The New York Academy of Sciences is the coordinating hub of the ISR, responsible for establishing the ISR’s scientific network, identifying and securing critical resources, and overseeing the ISR throughout all stages of its work. The Academy works closely with the ISR Executive Committee and Board and the scientific community, to ensure that its actions best address the global need to identify, prepare for, and respond to in-scope crises. The ISR is generously supported by our funders.
The Right Organization at the Right Time
The ISR is an independent global network of scientists; it is not tied to existing global groups or any nation-state. With global reach into the scientific community, millions of interactions via our digital channels, and our peer-reviewed journal Annals of the New York Academy of Sciences, the New York Academy of Sciences is well placed to spearhead this network. The Academy draws upon a vast range of subject matter experts in over 100 countries, including 36 Nobel Laureates who serve on the President’s Council, a distinguished Board of Governors, and strong partnerships with key stakeholders, including federal agencies, international organizations, NGOs, and other scientific institutions around the world.
The Academy is one of the oldest scientific societies in the U.S. For over 200 years, it has been a respected neutral convener, with rich experience organizing complex public-private partnerships and bringing together competing interests to develop and implement global scientific solutions. It is not involved in the incentives inherent in institutions that conduct primary research, nor is it as affected by global geopolitical concerns, or stymied by governmental bureaucracy. This allows the Academy to convene diverse stakeholders quickly to address global issues, as we did with antibiotics (1946), AIDS (1983), SARS (2003), H1N1 swine flu (2009), and more recently with over 30 programs concerning COVID-19 research and vaccine development.

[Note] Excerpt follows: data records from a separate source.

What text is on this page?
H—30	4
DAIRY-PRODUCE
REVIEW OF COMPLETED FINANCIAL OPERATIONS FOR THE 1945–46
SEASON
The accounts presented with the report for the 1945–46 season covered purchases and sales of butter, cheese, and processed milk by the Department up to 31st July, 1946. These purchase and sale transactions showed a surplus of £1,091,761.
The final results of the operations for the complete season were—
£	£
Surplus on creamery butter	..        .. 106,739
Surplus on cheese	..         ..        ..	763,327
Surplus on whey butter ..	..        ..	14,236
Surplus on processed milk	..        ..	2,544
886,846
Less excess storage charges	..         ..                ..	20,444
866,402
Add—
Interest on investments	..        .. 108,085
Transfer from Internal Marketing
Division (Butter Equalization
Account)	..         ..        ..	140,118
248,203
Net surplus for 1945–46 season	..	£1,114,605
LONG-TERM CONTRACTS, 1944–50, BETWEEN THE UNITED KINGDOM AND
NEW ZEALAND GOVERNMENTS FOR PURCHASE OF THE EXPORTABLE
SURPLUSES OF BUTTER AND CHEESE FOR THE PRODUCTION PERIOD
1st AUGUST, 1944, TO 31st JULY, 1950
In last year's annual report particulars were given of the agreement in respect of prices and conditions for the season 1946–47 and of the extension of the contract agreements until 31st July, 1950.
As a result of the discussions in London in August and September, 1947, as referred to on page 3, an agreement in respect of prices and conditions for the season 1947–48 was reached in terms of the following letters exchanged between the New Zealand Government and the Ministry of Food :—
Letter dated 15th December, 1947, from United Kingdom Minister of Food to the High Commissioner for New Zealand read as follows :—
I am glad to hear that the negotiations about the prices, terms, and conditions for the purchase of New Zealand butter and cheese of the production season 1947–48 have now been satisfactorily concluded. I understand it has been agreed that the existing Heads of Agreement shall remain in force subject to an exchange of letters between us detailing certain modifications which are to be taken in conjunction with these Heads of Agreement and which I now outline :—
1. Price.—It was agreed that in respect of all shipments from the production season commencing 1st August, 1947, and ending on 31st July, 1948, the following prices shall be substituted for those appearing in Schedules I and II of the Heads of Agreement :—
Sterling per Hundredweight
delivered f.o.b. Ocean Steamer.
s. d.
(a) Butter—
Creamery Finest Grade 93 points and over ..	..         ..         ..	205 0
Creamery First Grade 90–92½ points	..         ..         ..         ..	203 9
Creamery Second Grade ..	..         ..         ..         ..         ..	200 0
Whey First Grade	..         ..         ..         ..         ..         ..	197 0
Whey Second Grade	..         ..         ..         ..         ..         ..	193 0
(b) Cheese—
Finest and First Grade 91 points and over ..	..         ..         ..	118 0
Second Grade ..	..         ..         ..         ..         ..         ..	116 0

Our work is especially important now. The unprecedented impact of human activity on the planet is causing complex, novel, and often transnational crises. As we have seen from COVID-19, good preparation and a prompt response, free of the burden of conflicting interests and politicization, are crucial in identifying a problem quickly and providing effective crisis management and mitigation. Science is now an essential component of any large-scale response to a global emergency; it is no longer enough to conduct ‘science as usual’. The ISR pre-establishes an empowered network of scientific experts that can be activated at the earliest sign of a global crisis.
“The point of [the International Science Reserve] is not to stand up a huge organization, but to make this into a network that is nimble, that is heavily annotated with knowledge and connections, then to actively engage discrete groups of partners to simulate what we might do in the event of something terrible taking place.” Nicholas Dirks, President & CEO, New York Academy of Sciences, in a recent interview with Fortune.